The concert (and 2017 season) will conclude with Antonin Dvorak’s Serenade for Strings, a lushly melodic 1875 work that remains a favorite with classical audiences. It will also involve 12 musicians – very large for a chamber ensemble.
“We think of each summer season as a celebration, and it’s fun to end the two weeks with a big piece that’s a party for the audience and for us,” Elowitch told me. “In this case, we’ve programmed the fantastic Dvorak Serenade for Strings –something we’ve never played at the festival in 24 seasons. There will be 12 of us performing the Dvorak, including four excellent local players joining us for the occasion. This includes two players from the DaPonte String Quartet, one from the Portland Piano Trio and another who recently retired from the New York Philharmonic and moved to Portland.”
This concert takes place at 7:30 p.m. Aug. 19 at the Abromson Community Education Center, 88 Bedford St., on the University of Southern Maine’s Portland campus. Call 800-320-0257 or visit PCMF.org.
“I’m just a saloon piano player,” insists Bob Milne, Sunday’s guest artist at The Temple at Ocean Park, the southernmost section of Old Orchard Beach.
Others are more effusive. When he recorded sessions of ragtime and boogie-woogie for the Library of Congress in 2004, he was described as “a national treasure.” The U.S. State Department has called on him to be a cultural ambassador for our country’s musical heritage.
Ragtime and boogie-woogie are Milne’s stock in trade, and he’s been touring and recording since the early 1990s. As America’s premier authority on ragtime performance, Milne conducts an annual Ragtime Retreat for musicians. He’s also a master storyteller, and performances are peppered with info about his art form and its traditions.
(Milne has also been involved in telling another great American tale, as composer and lyricist for “The Legend of Sleepy Hollow,” a full-length operatic adaptation of the famous Washington Irving short story of the same title.)

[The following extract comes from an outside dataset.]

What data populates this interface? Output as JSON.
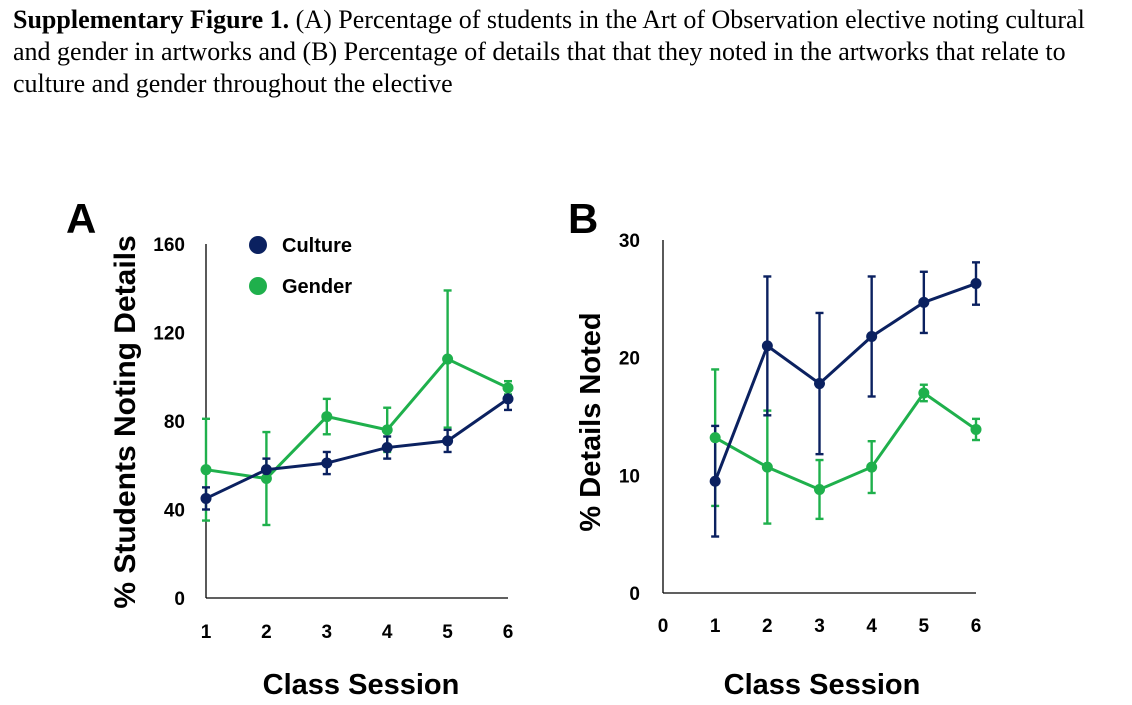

The Temple is one of Maine’s most interesting and historic performing spaces. A huge octagonal wooden edifice with a fully visible interior frame, The Temple has served the Ocean Park Association – an affiliate of the Chautauqua movement –every summer since 1881.
Catch Bob Milne at The Temple, 50 Temple Ave. in Old Orchard Beach, at 7:30 p.m. Aug. 20. Call 934-9068.
“Newsies,” a rousing Disney show set in New York more than 100 years ago, wraps up Maine State Music Theatre’s season in Brunswick. It runs through Aug. 26.